In order for us to get to where the crash occurs, we first go through the following functions.


mnl_nft_table_dump does as the name implies, it dumps the table and pushes data into the function that begins the creation of our nlmsghdr,

struct nftnl_table_list *mnl_nft_table_dump(struct netlink_ctx *ctx,
int family, const char *table)
{
...
	nlh = nftnl_nlmsg_build_hdr(buf, NFT_MSG_GETTABLE, family,
	flags, ctx->seqnum);
	if (nlt) {
		nftnl_table_nlmsg_build_payload(nlh, nlt); <== step into
...
}
libnftnl/src/table.c:236
EXPORT_SYMBOL(nftnl_table_nlmsg_build_payload);

void nftnl_table_nlmsg_build_payload(struct nlmsghdr *nlh, const struct nftnl_table
*t)
{
	if (t->flags & (1 << NFTNL_TABLE_NAME))
		mnl_attr_put_strz(nlh, NFTA_TABLE_NAME, t->name); <= step into
...
}

This function updates the length to include the null terminator of our string, then passes it back to our mnl_attr_put function.

libmnl/src/attr.c:499
EXPORT_SYMBOL void mnl_attr_put_strz(struct nlmsghdr *nlh, uint16_t type,
const char *data)
{
	mnl_attr_put(nlh, type, strlen(data)+1, data);
}

So the culprit is mnl_attr_put, the function contains a memcpy. There is no checks in place to make sure that our destination can handle the size of the data we are passing it. Our data writes out-of-bounds, causing the stack frame to be overflowed and the canary to set off the check.

libmnl/src/attr.c:395
EXPORT_SYMBOL void mnl_attr_put(struct nlmsghdr *nlh, uint16_t type,
size_t len, const void *data)
{
	struct nlattr *attr = mnl_nlmsg_get_payload_tail(nlh);
	uint16_t payload_len = MNL_ALIGN(sizeof(struct nlattr)) + len;

	int pad;

	attr->nla_type = type; 
	attr->nla_len = payload_len;
	memcpy(mnl_attr_get_payload(attr), data, len); <==
	pad = MNL_ALIGN(len) - len;
	if (pad > 0)
		memset(mnl_attr_get_payload(attr) + len, 0, pad);
	nlh->nlmsg_len += MNL_ALIGN(payload_len);
}

Within the same file, the following function is also available, it does the same thing by appending a null character, but this time it also checks that the data is able to fit into the buffer size we pass it.

libmnl/src/attr.c:669
EXPORT_SYMBOL bool mnl_attr_put_strz_check(struct nlmsghdr *nlh, size_t buflen, uint16_t type, const char *data)
{
	return mnl_attr_put_check(nlh, buflen, type, strlen(data)+1, data);
}

Proposed Patch

After reading over the source code, there was a function within libmnl that checked that the data length was a valid size. There is a hardcoded value within libnftnl that we can use to do this check: NFT_NAME_MAXLEN


My change was simple, adding the maxlen for name to ensure that any data passed will not get pushed into a buffer that is too small, nullifying our overflow.

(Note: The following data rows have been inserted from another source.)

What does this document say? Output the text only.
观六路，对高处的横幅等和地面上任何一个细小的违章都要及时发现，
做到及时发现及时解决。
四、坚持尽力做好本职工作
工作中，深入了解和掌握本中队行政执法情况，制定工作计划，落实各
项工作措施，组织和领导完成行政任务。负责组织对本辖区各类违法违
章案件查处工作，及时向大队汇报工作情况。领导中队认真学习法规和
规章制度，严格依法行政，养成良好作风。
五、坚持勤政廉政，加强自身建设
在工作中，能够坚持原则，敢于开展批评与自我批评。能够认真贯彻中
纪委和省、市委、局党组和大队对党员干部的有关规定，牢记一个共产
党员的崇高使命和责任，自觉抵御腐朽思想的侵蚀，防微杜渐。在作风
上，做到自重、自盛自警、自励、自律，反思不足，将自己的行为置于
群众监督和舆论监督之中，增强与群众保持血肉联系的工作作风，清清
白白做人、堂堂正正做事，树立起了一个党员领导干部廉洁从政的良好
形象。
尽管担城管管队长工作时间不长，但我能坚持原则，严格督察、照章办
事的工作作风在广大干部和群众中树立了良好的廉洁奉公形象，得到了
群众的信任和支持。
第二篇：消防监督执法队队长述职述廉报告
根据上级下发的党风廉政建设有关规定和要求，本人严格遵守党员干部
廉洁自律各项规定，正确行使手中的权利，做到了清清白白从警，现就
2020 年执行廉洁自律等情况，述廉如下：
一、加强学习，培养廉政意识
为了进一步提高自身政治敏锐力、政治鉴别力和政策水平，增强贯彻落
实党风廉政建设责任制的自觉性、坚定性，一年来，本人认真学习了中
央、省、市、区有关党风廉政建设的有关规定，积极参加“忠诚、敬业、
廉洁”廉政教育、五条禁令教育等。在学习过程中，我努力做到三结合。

Within the function nftnl_table_nlmsg_build_payload, I went ahead and changed the first if statement's check to the following

libnftnl/src/table.c:240
...
mnl_attr_put_strz_check(nlh, NFT_TABLE_MAXLEN, NFTA_TABLE_NAME, t->name);
...

I recompiled and the program and tested.


There was no crash!


Looking over the program in gdb showed that it exited cleanly.


The netfilter team submitted made a fix quickly when I reported the bug, I wasn't able to propose a patch myself.